L’attitude des banques est aussi « un point de vigilance » relevé par le secrétaire général du Syndicat des indépendants (SDI), Marc Sanchez, qui a salué dans le projet de loi « un saut décisif pour l’amélioration du statut des entrepreneurs individuels ainsi que de leurs situations sociale et fiscale ».

Le projet de loi constitue « la pierre angulaire » du plan en faveur des travailleurs indépendants annoncé par le président, Emmanuel Macron, le 16 septembre 2021, selon Jean-Baptiste Lemoyne. Il s’articule avec un volet budgétaire voté en fin d’année, pour faciliter les cessions d’entreprises, trop peu nombreuses en France lors du départ à la retraite d’un entrepreneur, grâce à des exonérations de taxation de la plus-value.

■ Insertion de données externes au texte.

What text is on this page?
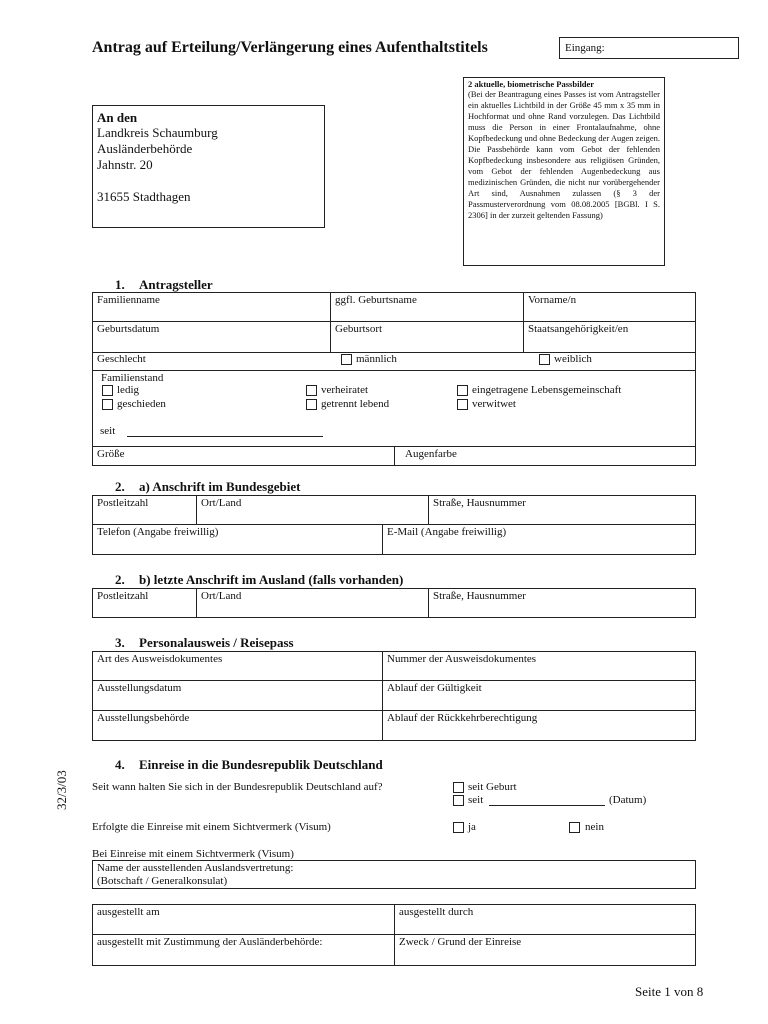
Antrag auf Erteilung/Verlängerung eines Aufenthaltstitels	Eingang:
An den
Landkreis Schaumburg
Ausländerbehörde
Jahnstr. 20
31655 Stadthagen
2 aktuelle, biometrische Passbilder
(Bei der Beantragung eines Passes ist vom Antragsteller ein aktuelles Lichtbild in der Größe 45 mm x 35 mm in Hochformat und ohne Rand vorzulegen. Das Lichtbild muss die Person in einer Frontalaufnahme, ohne Kopfbedeckung und ohne Bedeckung der Augen zeigen. Die Passbehörde kann vom Gebot der fehlenden Kopfbedeckung insbesondere aus religiösen Gründen, vom Gebot der fehlenden Augenbedeckung aus medizinischen Gründen, die nicht nur vorübergehender Art sind, Ausnahmen zulassen (§ 3 der Passmusterverordnung vom 08.08.2005 [BGBl. I S. 2306] in der zurzeit geltenden Fassung)
1. Antragsteller
Familienname	ggfl. Geburtsname	Vorname/n
Geburtsdatum	Geburtsort	Staatsangehörigkeit/en
Geschlecht	männlich	weiblich
Familienstand
ledig	verheiratet	eingetragene Lebensgemeinschaft
geschieden	getrennt lebend	verwitwet
seit
Größe	Augenfarbe
2. a) Anschrift im Bundesgebiet
Postleitzahl	Ort/Land	Straße, Hausnummer
Telefon (Angabe freiwillig)	E-Mail (Angabe freiwillig)
2. b) letzte Anschrift im Ausland (falls vorhanden)
Postleitzahl	Ort/Land	Straße, Hausnummer
3. Personalausweis / Reisepass
Art des Ausweisdokumentes	Nummer der Ausweisdokumentes
Ausstellungsdatum	Ablauf der Gültigkeit
Ausstellungsbehörde	Ablauf der Rückkehrberechtigung
4. Einreise in die Bundesrepublik Deutschland
Seit wann halten Sie sich in der Bundesrepublik Deutschland auf?	seit Geburt
seit	(Datum)
Erfolgte die Einreise mit einem Sichtvermerk (Visum)	ja	nein
Bei Einreise mit einem Sichtvermerk (Visum)
Name der ausstellenden Auslandsvertretung:
(Botschaft / Generalkonsulat)
ausgestellt am	ausgestellt durch
ausgestellt mit Zustimmung der Ausländerbehörde:	Zweck / Grund der Einreise
32/3/03
Seite 1 von 8
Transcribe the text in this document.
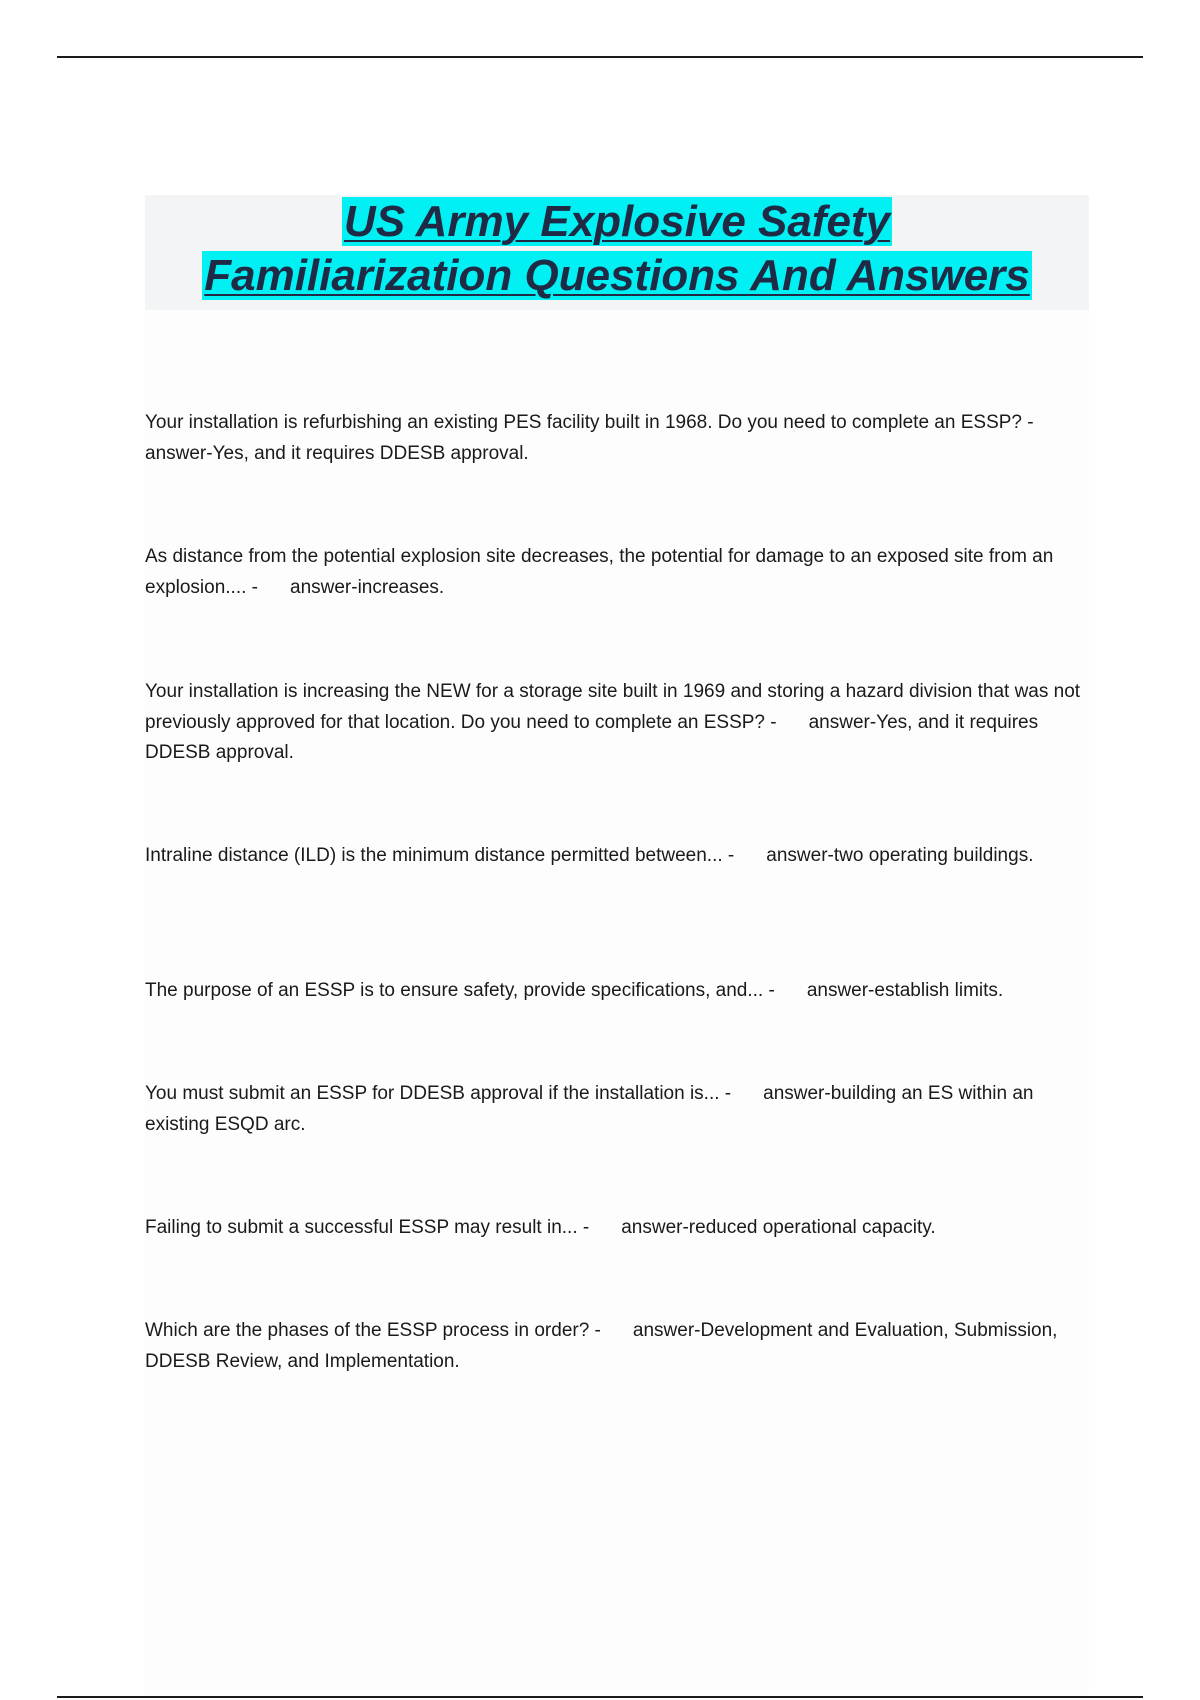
US Army Explosive Safety
Familiarization Questions And Answers
Your installation is refurbishing an existing PES facility built in 1968. Do you need to complete an ESSP? - answer-Yes, and it requires DDESB approval.
As distance from the potential explosion site decreases, the potential for damage to an exposed site from an explosion.... - answer-increases.
Your installation is increasing the NEW for a storage site built in 1969 and storing a hazard division that was not previously approved for that location. Do you need to complete an ESSP? - answer-Yes, and it requires DDESB approval.
Intraline distance (ILD) is the minimum distance permitted between... - answer-two operating buildings.
The purpose of an ESSP is to ensure safety, provide specifications, and... - answer-establish limits.
You must submit an ESSP for DDESB approval if the installation is... - answer-building an ES within an existing ESQD arc.
Failing to submit a successful ESSP may result in... - answer-reduced operational capacity.
Which are the phases of the ESSP process in order? - answer-Development and Evaluation, Submission, DDESB Review, and Implementation.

Une allocation en cas de cessation d’activité

Autre mesure-phare du texte : les conditions d’accès à l’allocation des travailleurs indépendants (ATI), jugées trop contraignantes, sont élargies à toute cessation totale et définitive d’activité qui n’est pas économiquement viable. « Pour estimer si l’activité n’est pas viable, on va regarder s’il y a une baisse de revenu d’au moins 30 % », a précisé M. Lemoyne.

Contrairement aux salariés, les indépendants ne peuvent en effet pas toucher le chômage. Depuis 2019, ils peuvent bénéficier de l’ATI, d’un montant forfaitaire de 800 euros par mois pendant une période maximale de six mois, mais seulement en cas de liquidation ou de redressement.

La réforme prévoit par ailleurs de doubler le crédit d’impôt pour la formation des dirigeants d’entreprises de moins de dix salariés et vise à réduire de 30 % le tarif de l’assurance facultative AT-MP (accidents du travail-maladies professionnelles).

Selon une étude qui vient d’être publiée par l’Association pour le droit à l’initiative économique (ADIE), réalisée à l’automne 2021 par OpinionWay auprès de 1 149 entrepreneurs indépendants, 93 % d’entre eux estiment « urgent » de faire converger leurs droits sociaux vers ceux des salariés. Environ 59 % veulent prioritairement des droits au chômage et 49 % souhaitent avant tout une meilleure couverture des risques professionnels.

A la fin de janvier, le gouvernement a annoncé des aides financières supplémentaires pour certaines catégories d’indépendants touchés par la crise sanitaire.

Le projet de loi avait été initialement porté par Alain Griset, alors ministre chargé des petites et moyennes entreprises ; mais il a démissionné en décembre 2021 à la suite de sa condamnation pour déclaration incomplète de patrimoine. M. Griset, qui, avant de devenir ministre, avait exercé pendant plus de trente ans la profession de chauffeur de taxi, répondra par ailleurs, le 25 mai, devant le tribunal correctionnel de Lille, d’« abus de confiance » aux dépens de la Confédération nationale de l’artisanat des métiers et des services (Cnams) du Nord.